Results from the project will not only improve pig welfare as a result of less tail-biting, but will also be beneficial for the environment. A more efficient use of feed will result in reduced emissions of nutrients and CO2 to the environment. "We expect to see a reduction in emissions of 335 tonnes of nitrogen, 56 tonnes of phosphorus and 14.5 tonnes of CO2 for the entire production of finishers, which is based on a production of 19.0 million finishers in 2013," says Senior Researcher Ole Fredslund Christensen from the Center for Quantitative Genetics and Genomics in the Department of Molecular Biology, Aarhus University.
Both feed efficiency and social behaviour are complex traits to include in breeding programmes, since the properties are difficult to measure.
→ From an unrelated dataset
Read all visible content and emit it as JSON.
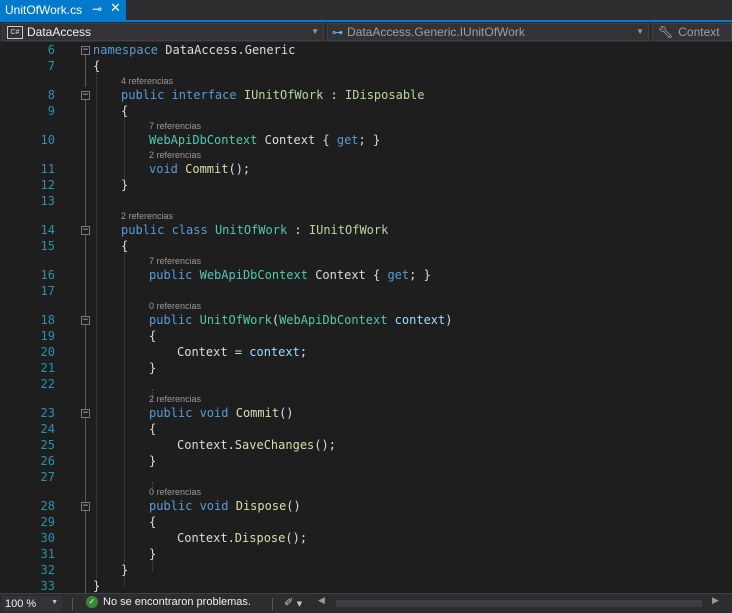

The scientists will therefore include entirely new method combinations. By combining new methods for processing group information with genomic information, the scientists expect to be able to use their combined potential to increase genetic progress for these traits.
The group information will be used in two ways that are complementary. Firstly, data on feed consumption at group level will be used, which is a cost-effective way of improving the certainty in the breeding value assessments. Secondly, they will use the observations on pen mates to assess the pigs' social breeding values.
Wednesday March 11, 2015/ Danish Pig Research Centre/ Denmark.